Work item volume dropped 97.5% (1015 to 25). Field usage data shows a shift from a diverse mix of assignment groups to just two ('Mobile / Cell Phones', 'Computer/Accessories') and new, potentially complex subcategories like 'Re-Image Laptop'.
Resource or Knowledge Gap
✓ Confidence: Moderate
The team(s) handling the incidents in the comparison period may have been understaffed, lacked the specific expertise for these complex issues, or were dependent on a single subject matter expert, causing the massive increase in active 'Work in Progress' time.
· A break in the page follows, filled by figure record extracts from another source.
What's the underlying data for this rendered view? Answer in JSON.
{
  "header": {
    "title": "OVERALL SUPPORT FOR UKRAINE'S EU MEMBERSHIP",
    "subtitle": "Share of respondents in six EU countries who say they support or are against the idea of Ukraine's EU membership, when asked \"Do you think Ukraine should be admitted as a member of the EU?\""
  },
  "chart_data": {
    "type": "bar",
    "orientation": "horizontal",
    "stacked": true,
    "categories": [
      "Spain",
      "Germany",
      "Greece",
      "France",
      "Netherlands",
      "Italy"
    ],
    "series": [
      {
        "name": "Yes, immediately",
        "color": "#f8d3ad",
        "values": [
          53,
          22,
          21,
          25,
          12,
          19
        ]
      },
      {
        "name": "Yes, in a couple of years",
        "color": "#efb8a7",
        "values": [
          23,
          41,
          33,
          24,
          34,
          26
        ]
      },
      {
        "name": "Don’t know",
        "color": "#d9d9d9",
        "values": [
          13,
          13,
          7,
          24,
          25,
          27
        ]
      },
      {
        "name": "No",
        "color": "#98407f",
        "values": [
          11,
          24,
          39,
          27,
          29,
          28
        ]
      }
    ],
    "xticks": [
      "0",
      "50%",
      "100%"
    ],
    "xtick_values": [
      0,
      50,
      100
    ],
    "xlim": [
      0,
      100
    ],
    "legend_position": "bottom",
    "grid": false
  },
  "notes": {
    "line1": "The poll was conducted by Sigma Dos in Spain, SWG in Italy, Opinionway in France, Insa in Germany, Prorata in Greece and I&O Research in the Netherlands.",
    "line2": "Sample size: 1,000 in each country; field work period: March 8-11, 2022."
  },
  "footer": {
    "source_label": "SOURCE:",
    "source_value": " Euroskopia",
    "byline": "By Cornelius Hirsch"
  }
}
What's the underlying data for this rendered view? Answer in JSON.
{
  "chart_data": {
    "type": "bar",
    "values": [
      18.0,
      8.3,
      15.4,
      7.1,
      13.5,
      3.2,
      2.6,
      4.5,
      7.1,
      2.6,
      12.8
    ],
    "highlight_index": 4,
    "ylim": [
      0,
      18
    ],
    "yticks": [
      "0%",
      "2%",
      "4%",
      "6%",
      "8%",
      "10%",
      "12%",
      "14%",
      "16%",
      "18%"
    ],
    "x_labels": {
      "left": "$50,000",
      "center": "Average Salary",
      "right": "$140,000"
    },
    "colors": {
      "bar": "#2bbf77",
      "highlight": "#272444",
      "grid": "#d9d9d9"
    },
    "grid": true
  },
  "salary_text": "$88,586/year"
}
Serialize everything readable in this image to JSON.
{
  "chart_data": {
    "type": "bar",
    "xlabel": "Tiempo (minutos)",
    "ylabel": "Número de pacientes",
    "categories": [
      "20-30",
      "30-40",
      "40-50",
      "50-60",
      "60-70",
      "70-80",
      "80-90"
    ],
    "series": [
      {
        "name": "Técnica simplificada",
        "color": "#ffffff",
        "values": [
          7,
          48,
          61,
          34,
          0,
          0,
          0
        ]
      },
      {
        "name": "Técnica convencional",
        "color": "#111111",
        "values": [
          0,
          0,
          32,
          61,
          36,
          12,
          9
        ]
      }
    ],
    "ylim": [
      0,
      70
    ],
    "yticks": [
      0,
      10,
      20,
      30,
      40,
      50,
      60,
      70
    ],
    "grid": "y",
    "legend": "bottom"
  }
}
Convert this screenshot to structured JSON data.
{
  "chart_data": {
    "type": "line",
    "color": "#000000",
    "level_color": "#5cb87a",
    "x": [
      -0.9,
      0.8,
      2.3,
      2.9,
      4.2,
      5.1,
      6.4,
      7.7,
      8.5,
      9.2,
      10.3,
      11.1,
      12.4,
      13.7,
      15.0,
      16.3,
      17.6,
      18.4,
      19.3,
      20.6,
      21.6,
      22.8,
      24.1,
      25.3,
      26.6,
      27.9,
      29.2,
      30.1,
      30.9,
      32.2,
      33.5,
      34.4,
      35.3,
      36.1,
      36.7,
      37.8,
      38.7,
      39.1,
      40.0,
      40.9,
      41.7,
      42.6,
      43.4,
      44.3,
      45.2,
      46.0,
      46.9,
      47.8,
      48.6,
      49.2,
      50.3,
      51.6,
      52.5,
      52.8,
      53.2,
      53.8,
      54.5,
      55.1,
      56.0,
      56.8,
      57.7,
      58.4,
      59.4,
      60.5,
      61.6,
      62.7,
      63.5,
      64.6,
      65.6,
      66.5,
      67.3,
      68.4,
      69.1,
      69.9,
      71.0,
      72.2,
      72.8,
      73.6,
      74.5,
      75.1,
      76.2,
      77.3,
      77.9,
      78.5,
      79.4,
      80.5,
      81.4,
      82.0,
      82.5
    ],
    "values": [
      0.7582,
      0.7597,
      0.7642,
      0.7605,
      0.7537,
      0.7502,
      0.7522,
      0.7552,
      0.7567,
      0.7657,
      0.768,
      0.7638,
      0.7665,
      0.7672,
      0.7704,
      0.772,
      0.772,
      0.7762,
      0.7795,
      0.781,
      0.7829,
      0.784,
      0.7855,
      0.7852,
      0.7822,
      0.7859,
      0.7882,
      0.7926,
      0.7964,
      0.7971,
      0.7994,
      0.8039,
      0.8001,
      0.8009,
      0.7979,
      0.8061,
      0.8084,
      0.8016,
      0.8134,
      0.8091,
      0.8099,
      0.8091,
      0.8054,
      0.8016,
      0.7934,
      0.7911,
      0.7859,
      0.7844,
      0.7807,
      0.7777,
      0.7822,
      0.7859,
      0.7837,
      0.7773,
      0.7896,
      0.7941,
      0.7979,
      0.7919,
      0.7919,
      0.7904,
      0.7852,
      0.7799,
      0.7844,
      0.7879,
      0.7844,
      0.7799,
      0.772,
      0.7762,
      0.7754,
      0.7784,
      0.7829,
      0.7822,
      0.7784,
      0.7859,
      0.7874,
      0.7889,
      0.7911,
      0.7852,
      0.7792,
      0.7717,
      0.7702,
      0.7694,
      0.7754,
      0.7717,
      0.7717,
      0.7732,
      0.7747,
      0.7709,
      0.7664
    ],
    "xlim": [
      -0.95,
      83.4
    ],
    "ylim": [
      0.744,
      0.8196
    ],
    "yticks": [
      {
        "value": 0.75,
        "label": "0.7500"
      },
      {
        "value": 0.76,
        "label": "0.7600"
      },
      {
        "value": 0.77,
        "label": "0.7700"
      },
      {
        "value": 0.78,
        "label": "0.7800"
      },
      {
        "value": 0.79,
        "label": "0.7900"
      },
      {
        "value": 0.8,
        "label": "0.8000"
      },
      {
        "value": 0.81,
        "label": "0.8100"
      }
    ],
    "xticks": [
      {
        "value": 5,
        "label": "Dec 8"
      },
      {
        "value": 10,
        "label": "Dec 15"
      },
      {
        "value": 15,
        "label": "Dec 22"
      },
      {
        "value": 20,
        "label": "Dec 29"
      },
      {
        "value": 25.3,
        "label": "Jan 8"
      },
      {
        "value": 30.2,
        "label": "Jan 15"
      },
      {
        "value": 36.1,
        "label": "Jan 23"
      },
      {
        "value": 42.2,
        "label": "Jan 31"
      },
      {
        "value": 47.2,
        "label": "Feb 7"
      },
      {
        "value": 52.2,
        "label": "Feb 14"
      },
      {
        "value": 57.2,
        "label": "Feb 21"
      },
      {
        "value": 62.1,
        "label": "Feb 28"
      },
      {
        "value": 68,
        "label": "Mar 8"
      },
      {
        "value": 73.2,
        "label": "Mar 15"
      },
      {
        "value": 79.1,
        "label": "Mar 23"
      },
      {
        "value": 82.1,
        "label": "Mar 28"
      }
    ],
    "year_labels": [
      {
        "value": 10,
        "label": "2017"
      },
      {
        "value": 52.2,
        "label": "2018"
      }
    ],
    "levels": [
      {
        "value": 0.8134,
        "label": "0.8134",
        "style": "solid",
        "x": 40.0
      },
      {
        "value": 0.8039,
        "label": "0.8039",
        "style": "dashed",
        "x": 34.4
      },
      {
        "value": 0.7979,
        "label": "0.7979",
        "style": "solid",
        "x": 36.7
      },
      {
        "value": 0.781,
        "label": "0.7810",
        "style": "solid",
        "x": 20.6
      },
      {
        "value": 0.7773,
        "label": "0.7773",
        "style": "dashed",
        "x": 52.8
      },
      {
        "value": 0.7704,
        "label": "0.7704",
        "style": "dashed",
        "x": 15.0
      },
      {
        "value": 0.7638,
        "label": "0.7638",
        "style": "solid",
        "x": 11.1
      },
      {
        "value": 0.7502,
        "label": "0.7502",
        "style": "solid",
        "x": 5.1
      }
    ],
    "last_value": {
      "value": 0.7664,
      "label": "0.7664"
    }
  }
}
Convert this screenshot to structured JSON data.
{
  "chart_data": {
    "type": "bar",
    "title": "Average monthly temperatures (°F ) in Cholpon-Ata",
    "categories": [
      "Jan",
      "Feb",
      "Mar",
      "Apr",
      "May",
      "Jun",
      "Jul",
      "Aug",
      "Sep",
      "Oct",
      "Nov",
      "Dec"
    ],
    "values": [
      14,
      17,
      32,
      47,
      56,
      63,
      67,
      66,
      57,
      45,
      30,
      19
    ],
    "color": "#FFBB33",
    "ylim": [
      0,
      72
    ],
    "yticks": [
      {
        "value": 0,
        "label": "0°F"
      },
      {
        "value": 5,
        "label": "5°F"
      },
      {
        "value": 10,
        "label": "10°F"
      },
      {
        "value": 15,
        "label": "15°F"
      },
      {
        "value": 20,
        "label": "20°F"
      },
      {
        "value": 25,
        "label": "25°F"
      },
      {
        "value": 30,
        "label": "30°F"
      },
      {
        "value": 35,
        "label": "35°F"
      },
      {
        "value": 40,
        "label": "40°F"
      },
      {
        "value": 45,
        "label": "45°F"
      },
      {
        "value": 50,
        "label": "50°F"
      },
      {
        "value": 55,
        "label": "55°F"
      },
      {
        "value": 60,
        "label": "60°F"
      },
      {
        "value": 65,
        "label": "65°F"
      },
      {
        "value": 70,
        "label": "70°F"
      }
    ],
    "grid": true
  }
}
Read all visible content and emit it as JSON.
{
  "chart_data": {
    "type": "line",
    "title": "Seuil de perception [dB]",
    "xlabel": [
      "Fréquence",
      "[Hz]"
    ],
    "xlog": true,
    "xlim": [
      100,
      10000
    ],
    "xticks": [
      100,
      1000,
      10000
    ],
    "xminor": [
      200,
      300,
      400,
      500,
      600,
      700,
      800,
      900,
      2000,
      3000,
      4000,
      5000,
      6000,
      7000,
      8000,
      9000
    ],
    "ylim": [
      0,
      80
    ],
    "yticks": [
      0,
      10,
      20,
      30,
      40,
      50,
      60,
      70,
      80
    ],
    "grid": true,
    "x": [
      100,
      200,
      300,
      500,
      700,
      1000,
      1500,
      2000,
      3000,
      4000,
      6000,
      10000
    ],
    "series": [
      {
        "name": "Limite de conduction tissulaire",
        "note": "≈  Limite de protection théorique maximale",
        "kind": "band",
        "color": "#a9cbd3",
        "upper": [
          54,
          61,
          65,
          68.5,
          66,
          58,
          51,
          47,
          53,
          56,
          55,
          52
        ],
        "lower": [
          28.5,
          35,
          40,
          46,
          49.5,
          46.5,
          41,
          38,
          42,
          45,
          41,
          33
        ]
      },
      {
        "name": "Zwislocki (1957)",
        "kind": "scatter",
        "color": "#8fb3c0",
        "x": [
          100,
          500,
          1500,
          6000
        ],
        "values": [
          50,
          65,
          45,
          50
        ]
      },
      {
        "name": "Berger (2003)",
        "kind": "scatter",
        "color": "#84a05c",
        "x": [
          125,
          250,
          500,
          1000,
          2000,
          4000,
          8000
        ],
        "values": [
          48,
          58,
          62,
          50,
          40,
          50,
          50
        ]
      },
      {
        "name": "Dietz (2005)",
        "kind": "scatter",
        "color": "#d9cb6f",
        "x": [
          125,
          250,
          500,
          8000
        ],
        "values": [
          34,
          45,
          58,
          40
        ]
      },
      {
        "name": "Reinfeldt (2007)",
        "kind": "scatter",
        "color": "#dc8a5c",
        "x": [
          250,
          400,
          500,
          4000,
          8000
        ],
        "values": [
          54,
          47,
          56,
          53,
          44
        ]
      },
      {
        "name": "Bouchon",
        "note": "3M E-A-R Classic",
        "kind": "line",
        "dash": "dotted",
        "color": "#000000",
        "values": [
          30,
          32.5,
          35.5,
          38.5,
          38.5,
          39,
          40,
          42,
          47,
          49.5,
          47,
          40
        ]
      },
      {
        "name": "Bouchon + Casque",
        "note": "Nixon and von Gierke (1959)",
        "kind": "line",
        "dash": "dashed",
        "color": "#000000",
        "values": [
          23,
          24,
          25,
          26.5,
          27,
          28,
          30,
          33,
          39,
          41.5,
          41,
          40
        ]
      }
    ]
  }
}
The 10x increase in the 'Work in Progress -> Completed' transition duration is a direct measure of active work time, which is a strong indicator of a resolution bottleneck.
Statistical Anomaly Due to Small Sample Size
✓ Confidence: High
With only 25 work items, the comparison period may be a statistical outlier. One or two extremely problematic incidents could be skewing the averages for the entire period, meaning this is not a true reflection of a systemic process change.
The sample size is too small to draw definitive, long-term conclusions about the process health. The standard deviation for duration also increased, suggesting higher variability.
What Stayed the Same
Administrative Closure Delay ~168 hours
The delay between an incident being 'Completed' and formally 'Closed' remained consistent. This administrative step is not the source of the new performance issues.
Process Step Count ~4.8 transitions per item
The average number of steps an incident goes through has not changed, indicating the problem is not more handoffs, but rather the duration of time spent within each step.